Quite complex algorith is being applied to list of Spark Dataset's rows (list was obtained using groupByKey and flatMapGroups).相当复杂的算法被应用于 Spark 数据集的行列表（列表是使用 groupByKey 和 flatMapGroups 获得的）。 Most rows are transformed 1: 1 from input to output, but in some scenarios require more than one output per each input.大多数行以 1:1 的比例从输入转换为 output，但在某些情况下，每个输入需要多个 output。 The input row schema can change anytime.输入行架构可以随时更改。 The map() fits the requirements quite well for the 1:1 transformation, but is there a way to use it producing 1: n output? map()非常适合 1:1 转换的要求，但是有没有办法使用它来生成 1: n output？

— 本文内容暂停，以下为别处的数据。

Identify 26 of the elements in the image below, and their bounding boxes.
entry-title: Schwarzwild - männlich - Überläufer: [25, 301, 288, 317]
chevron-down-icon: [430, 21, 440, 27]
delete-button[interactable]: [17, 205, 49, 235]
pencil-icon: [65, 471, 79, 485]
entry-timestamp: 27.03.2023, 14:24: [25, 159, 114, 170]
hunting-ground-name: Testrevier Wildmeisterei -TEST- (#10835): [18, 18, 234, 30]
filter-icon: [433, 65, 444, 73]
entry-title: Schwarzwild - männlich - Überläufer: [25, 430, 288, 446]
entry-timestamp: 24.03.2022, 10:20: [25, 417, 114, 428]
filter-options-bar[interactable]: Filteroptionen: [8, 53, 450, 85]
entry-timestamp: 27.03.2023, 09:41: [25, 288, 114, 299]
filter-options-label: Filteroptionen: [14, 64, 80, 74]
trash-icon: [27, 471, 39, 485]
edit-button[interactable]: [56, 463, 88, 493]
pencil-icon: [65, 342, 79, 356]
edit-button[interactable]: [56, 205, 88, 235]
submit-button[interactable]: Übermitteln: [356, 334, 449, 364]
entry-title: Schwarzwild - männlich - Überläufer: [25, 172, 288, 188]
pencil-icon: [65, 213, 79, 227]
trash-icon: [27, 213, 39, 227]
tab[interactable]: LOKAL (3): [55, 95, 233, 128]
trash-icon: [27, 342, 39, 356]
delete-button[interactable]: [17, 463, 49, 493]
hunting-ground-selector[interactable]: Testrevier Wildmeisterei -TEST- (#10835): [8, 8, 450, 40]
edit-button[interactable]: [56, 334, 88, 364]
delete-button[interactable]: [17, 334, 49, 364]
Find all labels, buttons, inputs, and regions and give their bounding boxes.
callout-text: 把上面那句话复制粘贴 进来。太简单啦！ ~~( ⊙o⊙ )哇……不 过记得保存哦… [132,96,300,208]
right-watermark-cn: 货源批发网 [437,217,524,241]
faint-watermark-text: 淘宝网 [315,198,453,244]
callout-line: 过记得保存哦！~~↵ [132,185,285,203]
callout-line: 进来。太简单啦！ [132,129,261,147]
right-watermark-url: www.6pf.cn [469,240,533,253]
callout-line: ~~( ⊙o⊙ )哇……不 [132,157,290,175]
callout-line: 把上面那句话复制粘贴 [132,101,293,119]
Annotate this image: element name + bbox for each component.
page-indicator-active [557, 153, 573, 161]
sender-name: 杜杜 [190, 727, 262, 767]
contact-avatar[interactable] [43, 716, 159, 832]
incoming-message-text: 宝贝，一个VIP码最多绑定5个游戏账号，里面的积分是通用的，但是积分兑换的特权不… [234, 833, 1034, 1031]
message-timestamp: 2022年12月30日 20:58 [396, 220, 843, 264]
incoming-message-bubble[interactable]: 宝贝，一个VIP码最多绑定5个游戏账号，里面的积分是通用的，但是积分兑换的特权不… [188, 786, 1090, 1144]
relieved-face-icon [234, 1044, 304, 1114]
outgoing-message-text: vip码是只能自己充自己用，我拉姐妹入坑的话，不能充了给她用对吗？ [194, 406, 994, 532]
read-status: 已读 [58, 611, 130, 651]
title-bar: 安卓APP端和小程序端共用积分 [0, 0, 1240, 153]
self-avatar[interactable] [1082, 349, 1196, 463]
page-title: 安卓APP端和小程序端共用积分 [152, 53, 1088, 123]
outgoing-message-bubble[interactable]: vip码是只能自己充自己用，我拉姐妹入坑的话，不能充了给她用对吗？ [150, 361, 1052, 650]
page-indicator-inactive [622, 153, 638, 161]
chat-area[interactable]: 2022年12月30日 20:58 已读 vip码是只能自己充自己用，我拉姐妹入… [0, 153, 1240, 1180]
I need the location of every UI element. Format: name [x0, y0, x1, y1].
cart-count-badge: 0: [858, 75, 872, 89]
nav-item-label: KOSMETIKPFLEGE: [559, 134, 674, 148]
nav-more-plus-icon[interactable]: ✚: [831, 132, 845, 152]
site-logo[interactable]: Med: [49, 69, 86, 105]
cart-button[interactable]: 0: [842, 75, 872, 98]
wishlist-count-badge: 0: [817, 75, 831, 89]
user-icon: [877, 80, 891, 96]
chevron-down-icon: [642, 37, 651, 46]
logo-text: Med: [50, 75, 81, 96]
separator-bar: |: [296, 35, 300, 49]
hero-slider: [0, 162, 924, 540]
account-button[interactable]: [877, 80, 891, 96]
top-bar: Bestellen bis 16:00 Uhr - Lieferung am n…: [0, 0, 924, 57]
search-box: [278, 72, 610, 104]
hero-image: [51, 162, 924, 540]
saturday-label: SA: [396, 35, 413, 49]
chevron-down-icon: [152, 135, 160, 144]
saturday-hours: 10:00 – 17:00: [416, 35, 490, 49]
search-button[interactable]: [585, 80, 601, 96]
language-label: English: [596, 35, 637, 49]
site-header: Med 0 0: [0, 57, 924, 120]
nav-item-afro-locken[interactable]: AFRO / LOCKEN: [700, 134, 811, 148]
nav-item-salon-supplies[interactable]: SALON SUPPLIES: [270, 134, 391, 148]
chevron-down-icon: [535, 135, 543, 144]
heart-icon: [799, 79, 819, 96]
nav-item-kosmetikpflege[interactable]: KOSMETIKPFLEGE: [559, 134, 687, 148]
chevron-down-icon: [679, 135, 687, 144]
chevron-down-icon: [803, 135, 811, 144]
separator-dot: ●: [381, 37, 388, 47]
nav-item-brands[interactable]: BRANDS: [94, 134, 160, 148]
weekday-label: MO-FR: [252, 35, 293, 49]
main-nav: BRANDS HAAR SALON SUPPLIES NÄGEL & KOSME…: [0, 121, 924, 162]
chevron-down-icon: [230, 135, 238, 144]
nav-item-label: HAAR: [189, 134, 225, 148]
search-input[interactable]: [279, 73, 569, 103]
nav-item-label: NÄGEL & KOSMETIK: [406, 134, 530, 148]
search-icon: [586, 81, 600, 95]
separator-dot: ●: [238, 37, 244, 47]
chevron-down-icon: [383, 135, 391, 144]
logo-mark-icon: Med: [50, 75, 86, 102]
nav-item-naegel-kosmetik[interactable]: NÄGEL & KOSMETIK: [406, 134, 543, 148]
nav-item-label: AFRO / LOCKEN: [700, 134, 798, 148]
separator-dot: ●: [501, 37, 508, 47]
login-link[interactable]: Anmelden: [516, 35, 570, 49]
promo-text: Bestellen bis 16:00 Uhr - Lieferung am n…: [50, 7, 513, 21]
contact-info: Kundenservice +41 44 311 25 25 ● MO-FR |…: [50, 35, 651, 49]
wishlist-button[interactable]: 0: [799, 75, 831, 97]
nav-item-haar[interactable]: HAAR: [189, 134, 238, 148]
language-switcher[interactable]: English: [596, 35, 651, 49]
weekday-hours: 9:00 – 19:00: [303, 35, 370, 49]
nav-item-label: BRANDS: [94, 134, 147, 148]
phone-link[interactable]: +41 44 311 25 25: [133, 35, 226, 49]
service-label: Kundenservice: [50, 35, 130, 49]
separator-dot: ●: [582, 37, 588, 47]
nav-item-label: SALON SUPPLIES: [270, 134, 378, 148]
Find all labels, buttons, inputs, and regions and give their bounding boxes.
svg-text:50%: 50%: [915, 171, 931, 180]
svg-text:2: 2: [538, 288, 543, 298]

The only work-around I found relies on foreach method which has unpleasant overhed cause by creating the initial empty list (remember, unlike the simplified example below, real-life list structure is changing randomly).我发现的唯一解决方法依赖于foreach方法，该方法通过创建初始空列表而导致令人不快的重叠（请记住，与下面的简化示例不同，现实生活中的列表结构是随机变化的）。

My original problem is too complex to share here, but this example demonstrates the concept.我原来的问题太复杂了，不能在这里分享，但是这个例子演示了这个概念。 Let's have a list of integers.让我们有一个整数列表。 Each should be transformed into its square value and if the input is even it should also transform into one half of the original value:每个都应该转换成它的平方值，如果输入是偶数，它也应该转换成原始值的一半：

val X = Seq(1, 2, 3, 4, 5)

val y = X.map(x => x * x) //map is intended for 1:1 transformation so it works great here

val z = X.map(x => for(n <- 1 to 5) (n, x * x)) //this attempt FAILS - generates list of five rows with emtpy tuples

// this work-around works, but newX definition is problematic
var newX = List[Int]() //in reality defining as head of the input list and dropping result's tail at the end
val za = X.foreach(x => {
  newX = x*x :: newX
  if(x % 2 == 0) newX = (x / 2) :: newX
})

newX

Is there a better way than foreach construct?有没有比foreach构造更好的方法？

Answer 1

.flatMap produces any number of outputs from a single input. .flatMap从单个输入产生任意数量的输出。

val X = Seq(1, 2, 3, 4, 5)

X.flatMap { x => 
  if (x % 2  == 0) Seq(x*x, x / 2) else Seq(x / 2) 
}
#=> Seq[Int] = List(0, 4, 1, 1, 16, 2, 2)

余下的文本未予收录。